Des études récentes révèlent qu’il y a une certaine perte localisée de neurones attribuable à l’âge, mais que de nombreux circuits neuraux sont en mesure de compenser, en accroissant le nombre des connections entre les cellules et en faisant pousser de nouvelles extensions aux cellules nerveuses, comme des dendrites.  Par conséquent, de nombreuses fonctions cognitives comme l’attention soutenue, la plupart des habiletés langagières et la mémoire sensorielle ne changent pas sensiblement avec l’âge.

Si de nombreuses fonctions du cerveau demeurent à peu près intactes, la perte de neurones dans la région du cerveau appelée noyau suprachiasmatique est en cause dans les perturbations du rythme circadien.  Les personnes âgées ont tendance à se coucher plus tôt et à se lever plus tôt que les jeunes.

   F.  Yeux et oreilles

Avec l’âge, on constate fréquemment une réduction de la capacité de faire le foyer de près et sur des cibles mouvantes, une sensibilité accrue à l’éblouissement et une difficulté à voir lorsque la lumière est faible.  Les sons à haute fréquence sont plus difficiles à entendre avec l’âge.

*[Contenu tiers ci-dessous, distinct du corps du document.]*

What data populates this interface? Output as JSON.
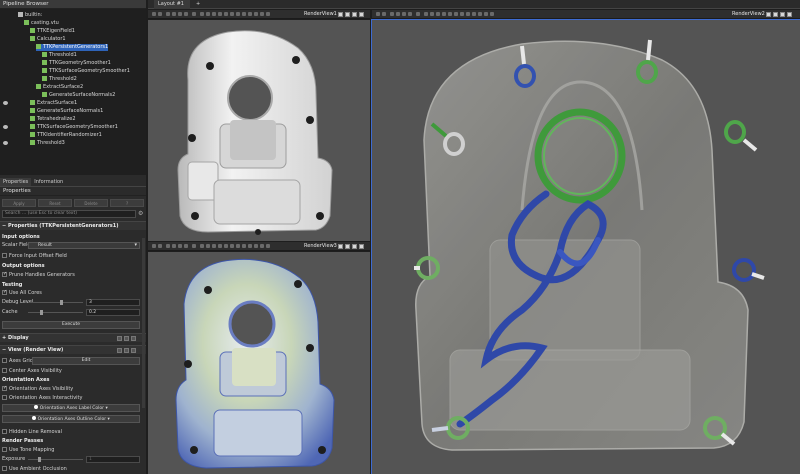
{
  "pipeline": {
    "title": "Pipeline Browser",
    "items": [
      {
        "label": "builtin:",
        "depth": 0,
        "visible": false
      },
      {
        "label": "casting.vtu",
        "depth": 1,
        "visible": false
      },
      {
        "label": "TTKEigenField1",
        "depth": 2,
        "visible": false
      },
      {
        "label": "Calculator1",
        "depth": 2,
        "visible": false
      },
      {
        "label": "TTKPersistentGenerators1",
        "depth": 3,
        "visible": false,
        "selected": true
      },
      {
        "label": "Threshold1",
        "depth": 4,
        "visible": false
      },
      {
        "label": "TTKGeometrySmoother1",
        "depth": 4,
        "visible": false
      },
      {
        "label": "TTKSurfaceGeometrySmoother1",
        "depth": 4,
        "visible": false
      },
      {
        "label": "Threshold2",
        "depth": 4,
        "visible": false
      },
      {
        "label": "ExtractSurface2",
        "depth": 3,
        "visible": false
      },
      {
        "label": "GenerateSurfaceNormals2",
        "depth": 4,
        "visible": false
      },
      {
        "label": "ExtractSurface1",
        "depth": 2,
        "visible": true
      },
      {
        "label": "GenerateSurfaceNormals1",
        "depth": 2,
        "visible": false
      },
      {
        "label": "Tetrahedralize2",
        "depth": 2,
        "visible": false
      },
      {
        "label": "TTKSurfaceGeometrySmoother1",
        "depth": 2,
        "visible": true
      },
      {
        "label": "TTKIdentifierRandomizer1",
        "depth": 2,
        "visible": false
      },
      {
        "label": "Threshold3",
        "depth": 2,
        "visible": true
      }
    ]
  },
  "panel_tabs": [
    "Properties",
    "Information"
  ],
  "properties": {
    "header": "Properties",
    "buttons": [
      "Apply",
      "Reset",
      "Delete",
      "?"
    ],
    "search_placeholder": "Search ... (use Esc to clear text)",
    "filter_title": "Properties (TTKPersistentGenerators1)",
    "input_options": "Input options",
    "scalar_field_label": "Scalar Field",
    "scalar_field_value": "Result",
    "force_input_offset": "Force Input Offset Field",
    "output_options": "Output options",
    "prune_handles": "Prune Handles Generators",
    "testing": "Testing",
    "use_all_cores": "Use All Cores",
    "debug_level_label": "Debug Level",
    "debug_level_value": "3",
    "cache_label": "Cache",
    "cache_value": "0.2",
    "execute": "Execute",
    "display": "Display",
    "view_section": "View (Render View)",
    "axes_grid": "Axes Grid",
    "edit": "Edit",
    "center_axes_visibility": "Center Axes Visibility",
    "orientation_axes": "Orientation Axes",
    "orientation_axes_visibility": "Orientation Axes Visibility",
    "orientation_axes_interactivity": "Orientation Axes Interactivity",
    "orientation_label_color": "Orientation Axes Label Color",
    "orientation_outline_color": "Orientation Axes Outline Color",
    "hidden_line_removal": "Hidden Line Removal",
    "render_passes": "Render Passes",
    "use_tone_mapping": "Use Tone Mapping",
    "exposure": "Exposure",
    "exposure_value": "1",
    "use_ambient_occlusion": "Use Ambient Occlusion"
  },
  "layout": {
    "tab_label": "Layout #1",
    "add_tab": "+",
    "views": {
      "v1": "RenderView1",
      "v2": "RenderView2",
      "v3": "RenderView3"
    }
  },
  "colors": {
    "accent": "#3d6bd1",
    "generator_blue": "#2f48a8",
    "generator_green": "#4fa64a",
    "casting_gray": "#8a8a86",
    "background": "#545454"
  }
}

ÊTRE EN FORME POUR VIVRE VIEUX

Vieillir est un lent naufrage : cette image de style n’est pas nécessairement avérée. Quand il réussit à éviter des maladies comme l’artériosclérose et d’autres affections cardiovasculaires, l’organisme continue de fonctionner relativement normalement en vieillissant. On peut donc éviter de nombreux problèmes de santé couramment associés au vieillissement par le contrôle des maladies.  Il est également de plus en plus évident que le mode de vie et le régime alimentaire jouent des rôles marquants par rapport à l’apparition des problèmes de santé.  Quand nous vieillissons, nous avons tendance à devenir plus sédentaires et à manger moins bien.  Cela peut avoir un effet déterminant mais réversible sur la santé; un retour à l’activité physique et à une alimentation saine peut améliorer la santé.

La perte musculaire, la résistance des os, la glycémie, et la capacité cardiovasculaire sont des troubles courants généralement associés à la vieillesse.  Ils n’ont pas nécessairement de liens avec le vieillissement biologique et on peut atténuer ces manifestations en demeurant actif et en conservant de bonnes habitudes alimentaires.  Les adultes sédentaires qui entreprennent un programme d’exercice physique peuvent connaître des améliorations remarquables, notamment dans la capacité de ventiler les poumons et dans le fonctionnement des vaisseaux sanguins.   En outre, l’hyperglycémie, fréquente chez les personnes âgées, résulte souvent d’une mauvaise alimentation et d’un manque d’exercice.  Les programmes d’exercices destinés aux aînés intolérants au glucose améliorent considérablement le métabolisme des sucres et diminuent la concentration d’insuline dans le sang.   L’ostéoporose a des liens avec le tabagisme, un apport insuffisant en calcium et le manque d’exercice.  L’exercice peut également remettre à l’heure l’horloge circadienne, située dans le cerveau, qui impose à l’organisme le besoin de sommeil.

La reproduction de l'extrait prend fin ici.